Un œil sur le disque :

En France, la seule et unique édition du film nous fut présentée par un éditeur difficilement identifiable (Monarch ? Red Light ?) dans un DVD au format curieux puisque qu'il s'agissait d'un open Matte, légèrement rogné sur les côté et comble du bonheur, légèrement déformé. Il y a fort peu de chance, vu l'état actuel du marché de la vidéo dans notre beau pays, que nous voyons arriver une édition Bluray de "Trancers" de si tôt. Cette édition HD britannique, region free est donc une excellente nouvelle pour les adorateurs frenchy du Dieu Band. Le master 1080p au ratio image 1.78 utilisé par 88 films est à priori le même qui fut commercialisé par Full Moon aux États Unis. La propreté de la copie n'est pas parfaite (permettez moi d'y voir en qualité d'amateur de vieilles choses, la qualité de l'authentique) mais le gain de définition laisse sur les fesses. Le tout est accompagné du mixage stéréo d'origine et d'un mixage 5.1 un peu gadget en langue anglaise seulement. Le disque ne propose aucune option francophone ou sous titrage.
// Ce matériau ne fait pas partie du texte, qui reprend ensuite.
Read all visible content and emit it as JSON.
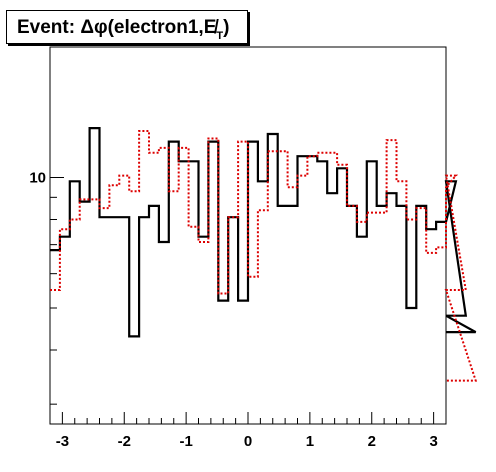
{
  "chart_data": {
    "type": "histogram-step",
    "title": {
      "prefix": "Event: ",
      "symbol": "Δφ(electron1,",
      "met": "E̸",
      "met_sub": "T",
      "suffix": ")"
    },
    "xlabel": "",
    "ylabel": "",
    "xlim": [
      -3.2,
      3.2
    ],
    "ylim": [
      2.7,
      20
    ],
    "log_y": true,
    "x_ticks": [
      {
        "value": -3,
        "label": "-3"
      },
      {
        "value": -2,
        "label": "-2"
      },
      {
        "value": -1,
        "label": "-1"
      },
      {
        "value": 0,
        "label": "0"
      },
      {
        "value": 1,
        "label": "1"
      },
      {
        "value": 2,
        "label": "2"
      },
      {
        "value": 3,
        "label": "3"
      }
    ],
    "y_ticks": [
      {
        "value": 10,
        "label": "10"
      }
    ],
    "bin_edges_start": -3.2,
    "bin_width": 0.16,
    "series": [
      {
        "style": "solid",
        "color": "#000000",
        "values": [
          6.8,
          7.3,
          9.8,
          8.8,
          13,
          8.1,
          8.1,
          8.1,
          4.3,
          8.1,
          8.6,
          7.1,
          12.1,
          10.9,
          10.9,
          7.3,
          12.1,
          5.2,
          8.1,
          5.2,
          12.1,
          9.8,
          12.6,
          8.6,
          8.6,
          11.2,
          11.2,
          10.9,
          9.2,
          10.5,
          8.6,
          7.3,
          10.9,
          8.6,
          9.2,
          8.6,
          5.0,
          8.6,
          7.6,
          7.9,
          7.9,
          9.8,
          4.8,
          4.4
        ]
      },
      {
        "style": "dotted",
        "color": "#dd0000",
        "values": [
          5.5,
          7.6,
          8.0,
          8.9,
          8.9,
          8.5,
          9.6,
          10.1,
          9.3,
          12.8,
          11.4,
          11.7,
          9.3,
          11.7,
          7.7,
          7.1,
          12.3,
          5.4,
          8.1,
          12.1,
          5.9,
          8.4,
          11.5,
          11.5,
          9.5,
          10.1,
          11.2,
          11.4,
          11.4,
          10.7,
          8.6,
          7.9,
          8.3,
          8.3,
          12.2,
          9.8,
          8.0,
          8.5,
          6.7,
          6.9,
          9.5,
          10.1,
          5.5,
          3.4
        ]
      }
    ]
  }
}
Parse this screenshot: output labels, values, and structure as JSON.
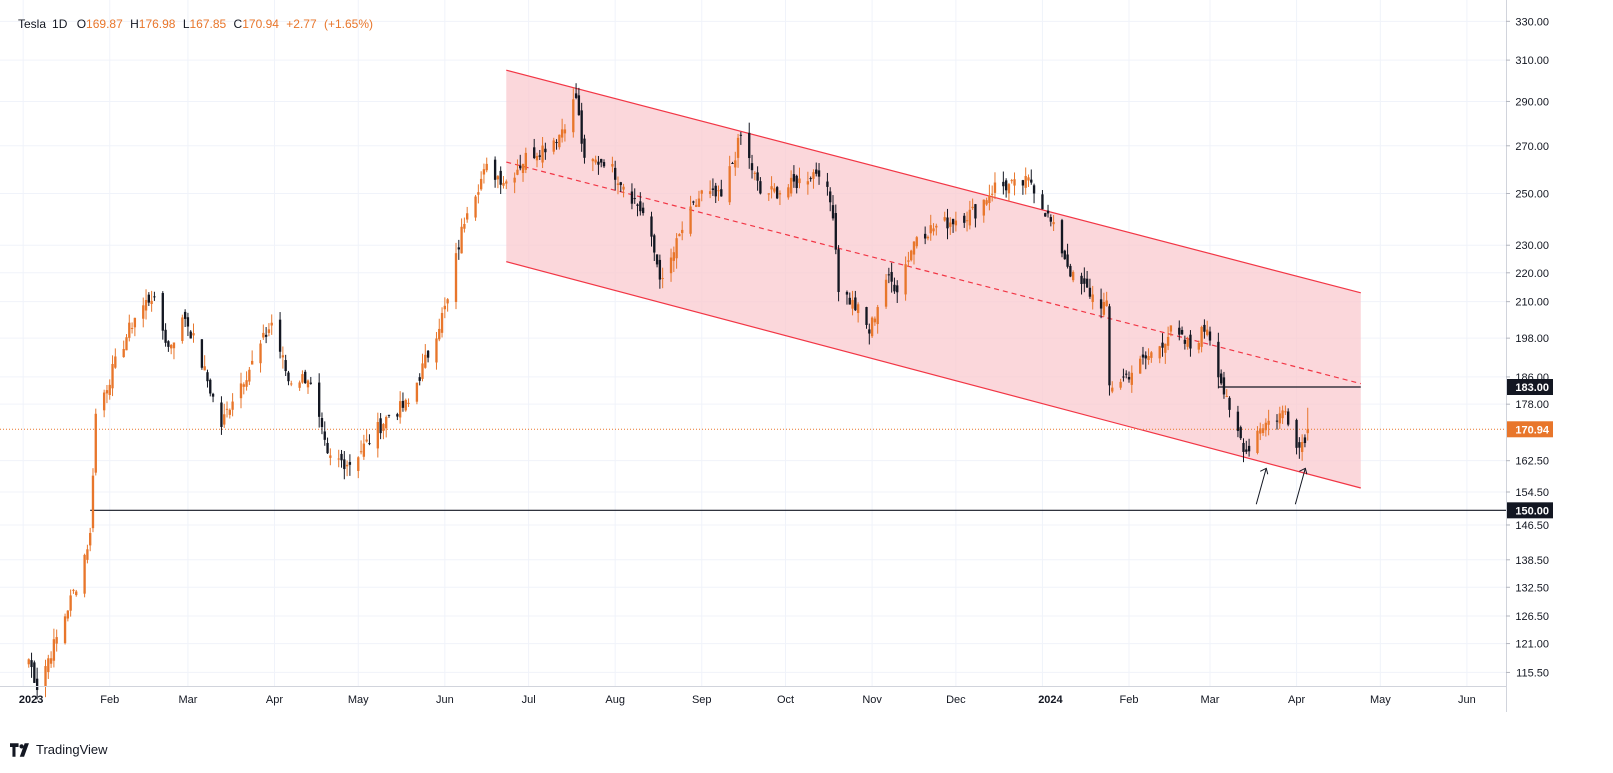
{
  "legend": {
    "symbol": "Tesla",
    "interval": "1D",
    "open_label": "O",
    "open": "169.87",
    "high_label": "H",
    "high": "176.98",
    "low_label": "L",
    "low": "167.85",
    "close_label": "C",
    "close": "170.94",
    "change": "+2.77",
    "change_pct": "(+1.65%)"
  },
  "brand": {
    "name": "TradingView"
  },
  "colors": {
    "up": "#e8762b",
    "down": "#131722",
    "channel_fill": "#f9c9cf",
    "channel_line": "#f23645",
    "last_price": "#e8762b"
  },
  "chart_data": {
    "type": "candlestick",
    "title": "Tesla, 1D",
    "price_scale": "log",
    "ylim": [
      113,
      335
    ],
    "y_ticks": [
      330,
      310,
      290,
      270,
      250,
      230,
      220,
      210,
      198,
      186,
      178,
      162.5,
      154.5,
      146.5,
      138.5,
      132.5,
      126.5,
      121,
      115.5
    ],
    "x_ticks": [
      "2023",
      "Feb",
      "Mar",
      "Apr",
      "May",
      "Jun",
      "Jul",
      "Aug",
      "Sep",
      "Oct",
      "Nov",
      "Dec",
      "2024",
      "Feb",
      "Mar",
      "Apr",
      "May",
      "Jun"
    ],
    "x_tick_dates": [
      "2023-01-01",
      "2023-02-01",
      "2023-03-01",
      "2023-04-01",
      "2023-05-01",
      "2023-06-01",
      "2023-07-01",
      "2023-08-01",
      "2023-09-01",
      "2023-10-01",
      "2023-11-01",
      "2023-12-01",
      "2024-01-01",
      "2024-02-01",
      "2024-03-01",
      "2024-04-01",
      "2024-05-01",
      "2024-06-01"
    ],
    "x_range": [
      "2022-12-28",
      "2024-06-15"
    ],
    "waypoints": [
      [
        "2023-01-03",
        118
      ],
      [
        "2023-01-06",
        113
      ],
      [
        "2023-01-13",
        122
      ],
      [
        "2023-01-20",
        133
      ],
      [
        "2023-01-25",
        144
      ],
      [
        "2023-01-26",
        160
      ],
      [
        "2023-01-27",
        175
      ],
      [
        "2023-02-03",
        190
      ],
      [
        "2023-02-10",
        205
      ],
      [
        "2023-02-16",
        212
      ],
      [
        "2023-02-22",
        195
      ],
      [
        "2023-02-28",
        205
      ],
      [
        "2023-03-06",
        190
      ],
      [
        "2023-03-13",
        172
      ],
      [
        "2023-03-17",
        180
      ],
      [
        "2023-03-24",
        190
      ],
      [
        "2023-03-31",
        203
      ],
      [
        "2023-04-06",
        185
      ],
      [
        "2023-04-13",
        186
      ],
      [
        "2023-04-20",
        163
      ],
      [
        "2023-04-28",
        162
      ],
      [
        "2023-05-05",
        168
      ],
      [
        "2023-05-12",
        175
      ],
      [
        "2023-05-19",
        178
      ],
      [
        "2023-05-26",
        193
      ],
      [
        "2023-06-02",
        210
      ],
      [
        "2023-06-09",
        245
      ],
      [
        "2023-06-16",
        260
      ],
      [
        "2023-06-23",
        255
      ],
      [
        "2023-06-30",
        265
      ],
      [
        "2023-07-07",
        270
      ],
      [
        "2023-07-12",
        275
      ],
      [
        "2023-07-18",
        292
      ],
      [
        "2023-07-21",
        262
      ],
      [
        "2023-07-28",
        264
      ],
      [
        "2023-08-04",
        254
      ],
      [
        "2023-08-11",
        242
      ],
      [
        "2023-08-18",
        216
      ],
      [
        "2023-08-25",
        236
      ],
      [
        "2023-09-01",
        250
      ],
      [
        "2023-09-08",
        248
      ],
      [
        "2023-09-15",
        274
      ],
      [
        "2023-09-22",
        250
      ],
      [
        "2023-09-29",
        251
      ],
      [
        "2023-10-06",
        255
      ],
      [
        "2023-10-13",
        260
      ],
      [
        "2023-10-18",
        243
      ],
      [
        "2023-10-20",
        215
      ],
      [
        "2023-10-27",
        207
      ],
      [
        "2023-10-31",
        200
      ],
      [
        "2023-11-06",
        218
      ],
      [
        "2023-11-10",
        215
      ],
      [
        "2023-11-17",
        234
      ],
      [
        "2023-11-24",
        237
      ],
      [
        "2023-12-01",
        240
      ],
      [
        "2023-12-08",
        243
      ],
      [
        "2023-12-15",
        253
      ],
      [
        "2023-12-22",
        253
      ],
      [
        "2023-12-28",
        255
      ],
      [
        "2024-01-05",
        236
      ],
      [
        "2024-01-12",
        218
      ],
      [
        "2024-01-19",
        212
      ],
      [
        "2024-01-24",
        208
      ],
      [
        "2024-01-25",
        183
      ],
      [
        "2024-02-01",
        187
      ],
      [
        "2024-02-09",
        193
      ],
      [
        "2024-02-16",
        200
      ],
      [
        "2024-02-23",
        195
      ],
      [
        "2024-02-29",
        202
      ],
      [
        "2024-03-04",
        188
      ],
      [
        "2024-03-08",
        175
      ],
      [
        "2024-03-14",
        165
      ],
      [
        "2024-03-19",
        172
      ],
      [
        "2024-03-22",
        173
      ],
      [
        "2024-03-28",
        176
      ],
      [
        "2024-04-02",
        166
      ],
      [
        "2024-04-05",
        170.94
      ]
    ],
    "last_price": 170.94,
    "horizontal_levels": [
      {
        "value": 183.0,
        "label": "183.00",
        "from": "2024-03-04",
        "to": "2024-04-24"
      },
      {
        "value": 150.0,
        "label": "150.00",
        "from": "2023-01-25",
        "to": "2024-06-15"
      }
    ],
    "channel": {
      "start_date": "2023-06-23",
      "end_date": "2024-04-24",
      "upper": [
        305,
        213
      ],
      "middle": [
        263,
        184
      ],
      "lower": [
        224,
        155.5
      ]
    },
    "annotations": [
      {
        "type": "arrow",
        "points_to": "2024-03-19",
        "value": 160
      },
      {
        "type": "arrow",
        "points_to": "2024-04-02",
        "value": 160
      }
    ]
  }
}
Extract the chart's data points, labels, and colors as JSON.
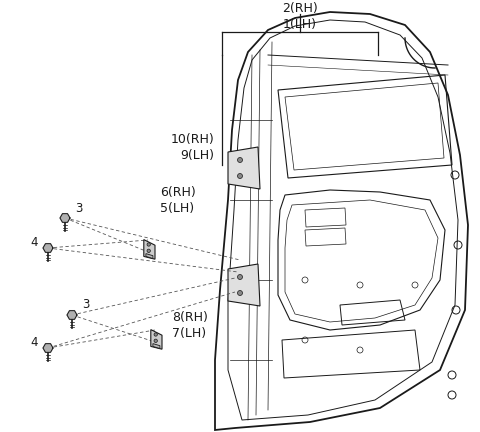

 Comparaison Bluray (88Films) & DVD (Monarch)

Le bluray anglais (88 FILMS)

Le DVD Français (Monarch)

Dans le coffre à bonus, le disque embarque un commentaire audio (Charles Band, Thim Thomserson), un série d'interview rares, un making of, une galerie d'affiches et de photos, des bandes annonces, mais surtout la "suite segment" "Trancers:  city of lost angels" réalisée pour "Pulse Pounders". Cerise sur le gâteau, nous avons également droit à 1 petite minute du segment "The Dungeonmaster".